ADELPHI, Md. -- Soldiers operate in remote wireless environments with limited bandwidth and unpredictable connectivity, making it challenging to receive timely and reliable information. Using novel communications software, Army researchers prove that a reliable data delivery system can be created that survives adverse network environments.
One of the capabilities in the U.S Army’s Multi-Domain Operations is rapid convergence of cross-domain capabilities, said Dr. Jade Freeman, a researcher with the U.S. Army Combat Capabilities Development Command’s Army Research Laboratory.
“Future operations against a threat require the joint force to conduct continuous and rapid integration of multi-domain capabilities to gain cross-domain overmatch,” Freeman said. “The Army strategy’s operating environment is a battlespace with congested, degraded and wireless networks, and the warfare dynamics and complexities are constantly changing at a fast pace.”
A report recently published by the lab proves that timely and reliable data delivery under adverse tactical network environments is possible.
Army researchers conducted a study on the communication technology that supports optimized information interoperability, mediation and convergence – the ability to rapidly converge effects from multiple domains – under the contested network environment.
In the study, the researchers show that Mockets technology-enabled Integrated Sensor Architecture, or ISA, achieved superior performance in data transaction in terms of timeliness and volume, compared to using the Transmission Control Protocol, or TCP, based communication method under both stressed and wireless network settings.

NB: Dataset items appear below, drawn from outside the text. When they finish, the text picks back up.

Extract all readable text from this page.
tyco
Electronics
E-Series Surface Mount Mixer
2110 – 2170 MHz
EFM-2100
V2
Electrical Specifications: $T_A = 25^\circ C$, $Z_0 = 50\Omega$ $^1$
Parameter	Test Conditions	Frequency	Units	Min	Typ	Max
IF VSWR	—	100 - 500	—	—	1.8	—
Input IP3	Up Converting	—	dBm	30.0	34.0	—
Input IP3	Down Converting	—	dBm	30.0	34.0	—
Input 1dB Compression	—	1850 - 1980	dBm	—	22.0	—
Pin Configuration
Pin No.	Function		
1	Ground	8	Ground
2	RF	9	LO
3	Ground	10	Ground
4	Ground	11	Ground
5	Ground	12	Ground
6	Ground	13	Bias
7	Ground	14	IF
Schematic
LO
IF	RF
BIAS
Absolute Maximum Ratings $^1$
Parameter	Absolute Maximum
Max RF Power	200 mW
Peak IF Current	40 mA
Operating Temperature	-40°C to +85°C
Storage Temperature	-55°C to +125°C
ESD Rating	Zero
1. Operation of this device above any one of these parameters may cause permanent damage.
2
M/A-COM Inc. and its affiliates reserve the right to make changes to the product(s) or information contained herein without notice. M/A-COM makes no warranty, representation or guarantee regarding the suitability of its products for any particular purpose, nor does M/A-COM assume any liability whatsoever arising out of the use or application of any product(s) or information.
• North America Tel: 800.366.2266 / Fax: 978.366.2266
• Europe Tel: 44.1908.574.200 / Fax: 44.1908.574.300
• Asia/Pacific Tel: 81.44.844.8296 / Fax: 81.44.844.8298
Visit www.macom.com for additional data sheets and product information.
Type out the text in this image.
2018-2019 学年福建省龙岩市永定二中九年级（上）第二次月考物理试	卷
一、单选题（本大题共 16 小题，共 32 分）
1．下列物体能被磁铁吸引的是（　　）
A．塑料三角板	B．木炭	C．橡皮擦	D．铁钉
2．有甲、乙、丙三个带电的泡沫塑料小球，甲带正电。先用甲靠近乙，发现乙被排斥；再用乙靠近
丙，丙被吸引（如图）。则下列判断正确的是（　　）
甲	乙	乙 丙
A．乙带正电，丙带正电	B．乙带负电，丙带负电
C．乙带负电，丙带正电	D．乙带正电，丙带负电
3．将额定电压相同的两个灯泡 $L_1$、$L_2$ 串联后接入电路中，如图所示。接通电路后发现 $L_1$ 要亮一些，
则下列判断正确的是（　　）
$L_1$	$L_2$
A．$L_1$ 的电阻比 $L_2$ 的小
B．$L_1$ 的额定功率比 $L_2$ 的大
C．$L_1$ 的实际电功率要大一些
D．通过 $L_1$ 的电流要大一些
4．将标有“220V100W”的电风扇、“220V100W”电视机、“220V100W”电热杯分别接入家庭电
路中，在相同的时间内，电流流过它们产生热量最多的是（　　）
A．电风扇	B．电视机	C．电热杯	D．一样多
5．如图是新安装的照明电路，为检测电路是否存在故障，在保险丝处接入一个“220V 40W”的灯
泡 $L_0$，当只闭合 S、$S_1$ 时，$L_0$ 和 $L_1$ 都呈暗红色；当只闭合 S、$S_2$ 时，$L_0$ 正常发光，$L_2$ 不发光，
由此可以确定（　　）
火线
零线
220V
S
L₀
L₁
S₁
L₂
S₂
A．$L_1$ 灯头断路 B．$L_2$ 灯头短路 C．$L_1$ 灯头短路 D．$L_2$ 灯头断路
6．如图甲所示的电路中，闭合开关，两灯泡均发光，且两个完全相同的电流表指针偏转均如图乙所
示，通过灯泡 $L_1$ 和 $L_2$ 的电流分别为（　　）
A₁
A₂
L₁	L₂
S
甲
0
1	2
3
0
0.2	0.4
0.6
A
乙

ISA is the Army’s interoperability solution for sharing information between sensors and systems developed by the lab’s sister organization, the CCDC Command, Control, Computers, Communications, Cyber, Intelligence, Surveillance and Reconnaissance Center. ISA uses the TCP communication method to transmit data between sensors and devices.
Mockets (Mobile Sockets) is a novel communications library developed by the lab, specifically designed for wireless networking scenarios to improve communications in mobile ad hoc network environments.
According to Freeman, Mockets design and implementation meets the needs of tactical military information networks, which are typically wireless, and ad hoc with low bandwidth, intermittent connectivity and variable latency.
“Tactical networking environments are often characterized as Denied, Intermittent and Limited, or DIL, bandwidth,” Freeman said. “Systems and applications linking sensors and tactical devices in operations can produce constant data stream. Such dissemination of information across domains and echelons is constrained by these challenges of network conditions, and a potential consequence can be a missed opportunity or an action based on outdated messages or even cost of lives due to the loss of mission-critical information.”
The primary objective of this experimentation, Freeman said, was to evaluate the performance of ISA data transfer with Mockets under various network settings.
The data transmission rates from the Mockets protocol were evaluated and compared to those from the traditional TCP in ISA under the wired networking environment (Ethernet Local Area Network), which provides the baseline results, and then in the Extensible Mobile Ad-hoc Networking Emulator, simulating a stressed wired communication.
Additionally, the protocols were experimented using military tactical radios simulating radio communications in a wireless environment.
The results show that the Mockets protocols outperformed TCP on ISA under every wireless setting in addition to stressed wired networking environments, Freeman said. On average, the latency using Mockets was reduced by more than one third of the transmittal speed of TCP on the stress network. Likewise, Mockets-enabled ISA achieved two-fold increase in throughput from TCP in a wireless setting.
For Freeman and her fellow researchers, the continuation of this study is crucial to the future operating environment and protection of our Soldiers in combat.
“We want ensure that our Soldiers are supported with communication tools so that they can conduct missions with vital information at the edge uninterrupted,” Freeman said. “Soldiers operate in remote, harsh and hostile locations, and we believe that Mockets middleware is an innovative communication technology that will ensure network resiliency and adaptability.”
Additionally, she said, this research will contribute to the Army’s pursuit in strategy “Information Dominance” against its adversaries, rapid convergence of cross-domain capabilities on seamless machine-to-machine, man-machine interface, and artificial intelligence.
As for next steps for this research, Freeman said it still remains to understand and evaluate many other functionalities of Mockets with command, control, communication, and information, or C3I, technology integration.
For example, she said, Mockets has a variety of tuning parameters adapting to network condition, optimizing the bandwidth and mobility support, as well as message tagging, prioritization and cancellation features to control network congestion.
The lab will continue Mockets evaluations as well as further enhancement with automated performance optimization according to message context and network conditions, which will benefit the Army’s Network Modernization effort.
CCDC Army Research Laboratory is an element of the U.S. Army Combat Capabilities Development Command. As the Army’s corporate research laboratory, ARL discovers, innovates and transitions science and technology to ensure dominant strategic land power. Through collaboration across the command’s core technical competencies, CCDC leads in the discovery, development and delivery of the technology-based capabilities required to make Soldiers more lethal to win the nation’s wars and come home safely. CCDC is a major subordinate command of the U.S. Army Futures Command.